So, by now you’ve probably heard about this so-called rash of clown sightings in some states. The Tennessee Highway Patrol even went so far as to post a warning to beware of persons dressed as clowns after reports of clowns threatening children in East Tennessee. According to a report on WSMV, the THP warns these men could be predators. If you happen to come across any related cases call 911 or *847.
Better yet, you should prepare to defend yourself. Author Chuck Sambuchino tells you how in his book, When Clowns Attack, which I reviewed for Blogging for Books last year. Here’s the review in case you missed it:
Just in time for Halloween comes an indispensable survival guide, When Clowns Attack (Ten Speed Press, $14.99). The slim hardcover book by Writer’s Digest advice expert Chuck Sambuchino may sound silly, but it treats its topic as deadly serious. (Hey, clowns might look like they are having a lot of fun, but that’s part of their way of luring you in for one of their patented bozo attacks!)
Following on the heels of the popular Zombie Survival Guide: Recorded Attacks by Max Brooks and his own How to Survive a Garden Gnome Attack, Sambuchino exposes a far more credible threat and ways to deal with it in his killer clown opus. Zombies may be scary, but clowns are real, OK?

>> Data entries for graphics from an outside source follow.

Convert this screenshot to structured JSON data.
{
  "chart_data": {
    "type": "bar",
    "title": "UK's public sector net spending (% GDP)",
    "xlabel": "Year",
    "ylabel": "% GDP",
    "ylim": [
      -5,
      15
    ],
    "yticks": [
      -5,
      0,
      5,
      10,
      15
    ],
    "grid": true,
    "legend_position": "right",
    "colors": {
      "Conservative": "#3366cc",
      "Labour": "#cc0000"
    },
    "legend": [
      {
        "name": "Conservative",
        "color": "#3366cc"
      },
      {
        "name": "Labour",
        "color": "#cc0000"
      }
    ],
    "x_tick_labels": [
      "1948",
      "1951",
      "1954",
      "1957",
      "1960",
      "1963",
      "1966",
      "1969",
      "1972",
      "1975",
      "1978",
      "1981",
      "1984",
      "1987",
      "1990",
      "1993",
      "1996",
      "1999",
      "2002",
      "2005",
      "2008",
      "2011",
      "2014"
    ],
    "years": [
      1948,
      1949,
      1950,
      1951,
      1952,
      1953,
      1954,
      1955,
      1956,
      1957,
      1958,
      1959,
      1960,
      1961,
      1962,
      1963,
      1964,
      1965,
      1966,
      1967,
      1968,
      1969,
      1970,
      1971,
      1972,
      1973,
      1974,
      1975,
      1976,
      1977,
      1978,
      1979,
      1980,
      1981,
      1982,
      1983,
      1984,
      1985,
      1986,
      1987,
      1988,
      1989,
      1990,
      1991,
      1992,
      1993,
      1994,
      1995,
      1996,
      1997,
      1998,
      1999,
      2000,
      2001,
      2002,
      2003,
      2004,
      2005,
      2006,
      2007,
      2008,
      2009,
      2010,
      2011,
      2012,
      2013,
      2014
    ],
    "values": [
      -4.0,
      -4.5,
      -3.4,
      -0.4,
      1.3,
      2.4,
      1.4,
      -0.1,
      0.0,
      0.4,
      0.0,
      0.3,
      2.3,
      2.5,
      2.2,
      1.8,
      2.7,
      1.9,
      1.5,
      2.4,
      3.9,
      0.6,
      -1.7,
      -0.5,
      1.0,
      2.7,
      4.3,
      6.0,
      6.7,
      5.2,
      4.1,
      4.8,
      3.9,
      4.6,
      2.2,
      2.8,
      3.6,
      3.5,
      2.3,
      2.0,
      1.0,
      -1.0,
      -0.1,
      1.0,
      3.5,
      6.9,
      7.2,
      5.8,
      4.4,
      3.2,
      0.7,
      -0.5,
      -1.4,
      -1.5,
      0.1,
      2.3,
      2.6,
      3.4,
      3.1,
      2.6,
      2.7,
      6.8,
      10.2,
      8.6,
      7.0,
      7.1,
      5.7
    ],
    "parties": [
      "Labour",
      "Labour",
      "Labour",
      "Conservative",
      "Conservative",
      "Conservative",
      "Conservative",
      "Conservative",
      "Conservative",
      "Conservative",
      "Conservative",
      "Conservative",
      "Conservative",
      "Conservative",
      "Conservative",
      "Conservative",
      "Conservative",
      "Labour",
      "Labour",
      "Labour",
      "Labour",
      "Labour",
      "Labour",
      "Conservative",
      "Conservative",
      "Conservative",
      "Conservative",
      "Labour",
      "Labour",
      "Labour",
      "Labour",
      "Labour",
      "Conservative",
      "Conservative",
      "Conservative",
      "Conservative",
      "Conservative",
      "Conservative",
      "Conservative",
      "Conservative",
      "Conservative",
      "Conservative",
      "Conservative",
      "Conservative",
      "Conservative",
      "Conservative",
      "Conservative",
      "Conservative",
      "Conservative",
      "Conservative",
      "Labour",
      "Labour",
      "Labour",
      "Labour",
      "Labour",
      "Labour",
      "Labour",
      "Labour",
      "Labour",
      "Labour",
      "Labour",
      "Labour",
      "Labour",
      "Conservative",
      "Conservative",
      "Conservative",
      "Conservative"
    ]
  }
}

Clowns, he explains, are simply not what they appear to be. You never know their real names, they gallivant about in size 22 shoes, purposefully wear oversized pants in which they can hide all manner of weapons, seem impervious to pain, and have a fetish for children, who they routinely kidnap and indoctrinate into their colorful lifestyle.

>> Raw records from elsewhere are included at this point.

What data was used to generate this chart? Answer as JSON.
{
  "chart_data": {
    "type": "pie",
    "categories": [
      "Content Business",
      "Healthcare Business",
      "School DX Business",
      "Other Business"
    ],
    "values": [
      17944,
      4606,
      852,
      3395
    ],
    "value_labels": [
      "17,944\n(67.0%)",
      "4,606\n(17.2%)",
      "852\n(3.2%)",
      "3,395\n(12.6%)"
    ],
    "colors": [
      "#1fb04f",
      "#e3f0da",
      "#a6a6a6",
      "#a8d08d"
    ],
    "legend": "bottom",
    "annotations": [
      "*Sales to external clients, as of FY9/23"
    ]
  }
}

Sambuchino speaks from personal experience: both his grandfathers suffered at the hands of these deranged jokers years ago, he tells us in his introduction. As a result, Sambuchino founded the anti-clown group Red Nose Alert and its mission to dutifully arms readers for every eventuality when confronting crazed clowns, explaining what to look for (from their facepaint to their clothes), how to outrun a clown (throw imaginary objects at them to distract them!), and how to defend yourself in an attack (make a fart sound and they will double over in hysteria) .

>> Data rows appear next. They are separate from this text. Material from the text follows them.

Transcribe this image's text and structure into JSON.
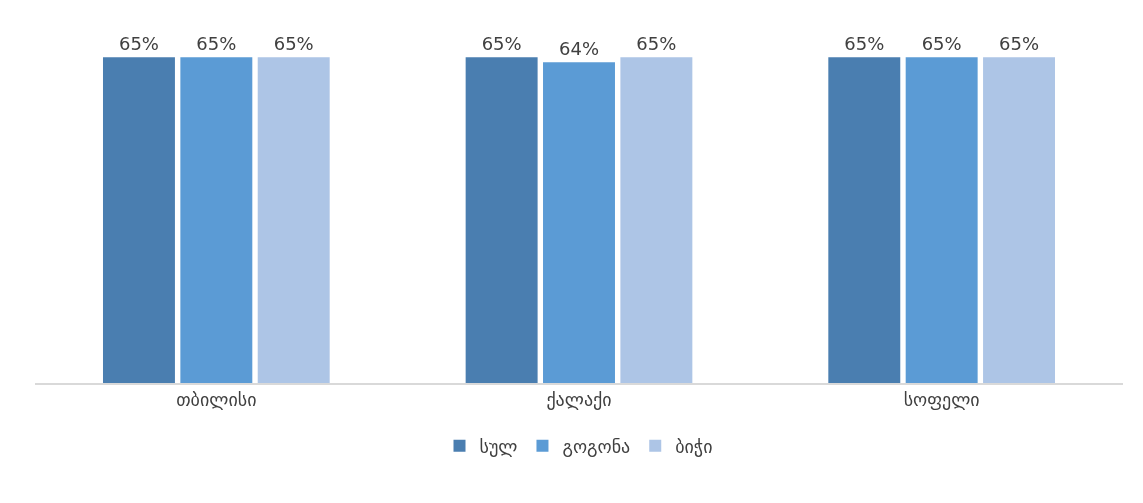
{
  "chart_data": {
    "type": "bar",
    "categories": [
      "თბილისი",
      "ქალაქი",
      "სოფელი"
    ],
    "series": [
      {
        "name": "სულ",
        "color": "#4a7eb0",
        "values": [
          65,
          65,
          65
        ],
        "value_labels": [
          "65%",
          "65%",
          "65%"
        ]
      },
      {
        "name": "გოგონა",
        "color": "#5b9bd5",
        "values": [
          65,
          64,
          65
        ],
        "value_labels": [
          "65%",
          "64%",
          "65%"
        ]
      },
      {
        "name": "ბიჭი",
        "color": "#adc5e6",
        "values": [
          65,
          65,
          65
        ],
        "value_labels": [
          "65%",
          "65%",
          "65%"
        ]
      }
    ],
    "tick_labels": "x",
    "legend": "bottom"
  }
}
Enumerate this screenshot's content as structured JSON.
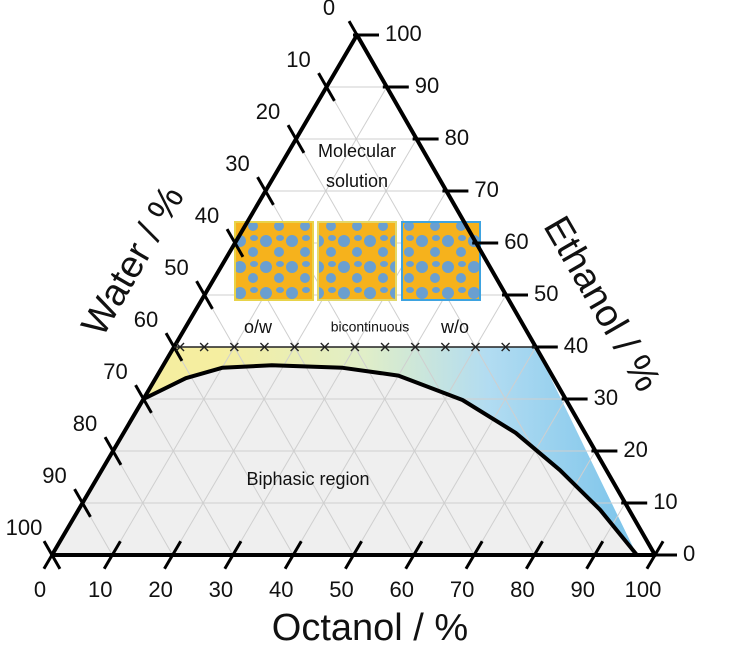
{
  "chart_data": {
    "type": "ternary",
    "grid": true,
    "axes": {
      "bottom": {
        "title": "Octanol / %",
        "ticks": [
          0,
          10,
          20,
          30,
          40,
          50,
          60,
          70,
          80,
          90,
          100
        ]
      },
      "right": {
        "title": "Ethanol / %",
        "ticks": [
          0,
          10,
          20,
          30,
          40,
          50,
          60,
          70,
          80,
          90,
          100
        ]
      },
      "left": {
        "title": "Water / %",
        "ticks": [
          0,
          10,
          20,
          30,
          40,
          50,
          60,
          70,
          80,
          90,
          100
        ]
      }
    },
    "binodal": {
      "color": "#000000",
      "octanol": [
        0,
        5,
        10,
        18,
        30,
        40,
        53,
        65,
        76,
        86.5,
        97
      ],
      "ethanol": [
        30,
        34,
        36,
        36.5,
        36,
        34.5,
        29.8,
        23.5,
        16.3,
        8.7,
        0
      ]
    },
    "tie_line": {
      "ethanol": 40,
      "octanol": [
        0,
        60
      ]
    },
    "samples": {
      "octanol": [
        1,
        5,
        10,
        15,
        20,
        25,
        30,
        35,
        40,
        45,
        50,
        55
      ],
      "ethanol": [
        40,
        40,
        40,
        40,
        40,
        40,
        40,
        40,
        40,
        40,
        40,
        40
      ]
    },
    "region_labels": [
      "Molecular",
      "solution",
      "o/w",
      "bicontinuous",
      "w/o",
      "Biphasic region"
    ]
  }
}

The book is full of colorful photographs of the felonious jokesters, though many are stock images. It would have been more exciting to see photos of such crazed clowns as Pennywise from Stephen King’s It, Shaggy 2 Dope and Violent J from Insane Clown Posse, or Twisty the Clown from American Horror Story: Freak Show, but copyrights would probably have been difficult to obtain.
Still, the book is a fun diversion overall and, who knows, could prove useful in the event of a clown attack. At the very least, you could smack the book over the head of a clown. So there’s that.
Note: I received this book from Blogging for Books in exchange for this review.